Do publishers know about this new demographic? Is there some way we can enlighten them?

Friday, March 23, 2007

The Virtues of Repression

This topic has been inspired by mention of Samuel R Delany in an earlier topic, Tour de Force, below.

I am moved to ask the following question: Is repression good for you? Or, if not for you exactly, for art?

Take Delany as an example. In his early career, it was forbidden, particularly within our commercial genre, to write explicitly about what, for the sake of euphemism, I shall refer to as "transgressive sexuality." As a result, Delany was forced into a series of artful and highly successful maneuvers in order to write about his interests/obsessions while still producing successful commercial fiction. His early work won a great many awards and influenced any number of younger writers, including me.

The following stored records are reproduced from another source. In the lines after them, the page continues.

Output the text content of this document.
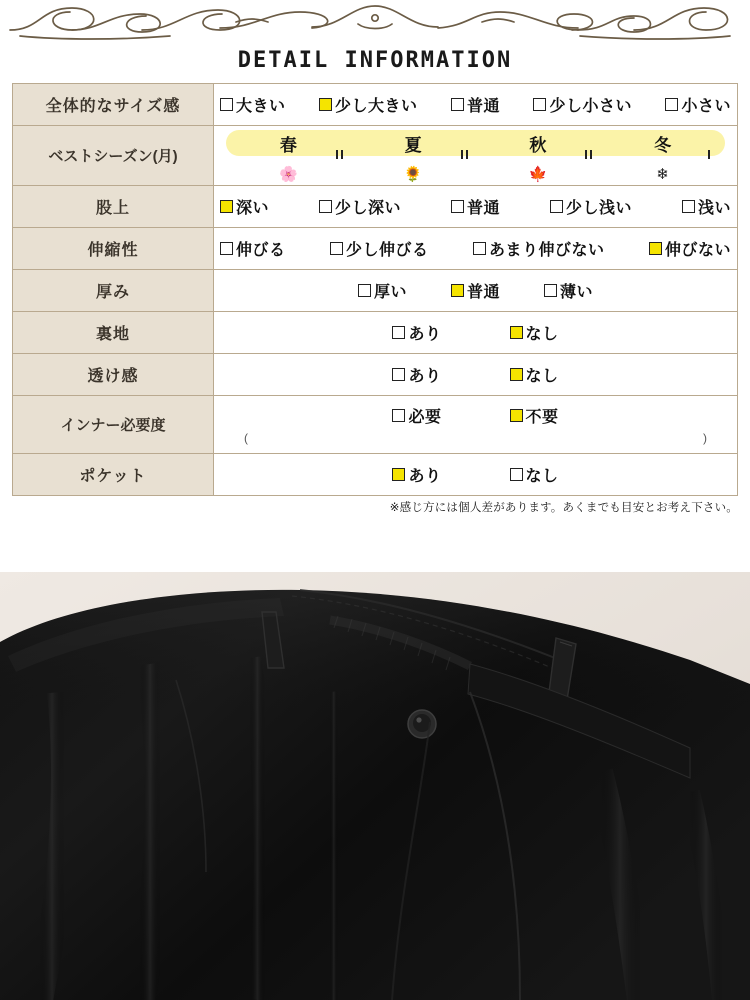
DETAIL INFORMATION
全体的なサイズ感	大きい 少し大きい 普通 少し小さい 小さい

ベストシーズン(月)	
春	夏	秋	冬
🌸	🌻	🍁	❄

股上	深い 少し深い 普通 少し浅い 浅い

伸縮性	伸びる 少し伸びる あまり伸びない 伸びない

厚み	厚い 普通 薄い

裏地	あり なし

透け感	あり なし

インナー必要度	必要 不要
( )

ポケット	あり なし
※感じ方には個人差があります。あくまでも目安とお考え下さい。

Now that the weight of repression has been lifted, and Delany can write explicitly about his sexual interests, including a number of books that are frankly pornographic. (Delany embraces that term, by the way.) I find his fiction less interesting, and the porn, at best, depressing. (I except Stars in My Pockets Like Grains of Sand, which was the terrific first half of a novel. I eagerly await the second half, twenty years on.) The only award Delany has won recently has been for his autobiography.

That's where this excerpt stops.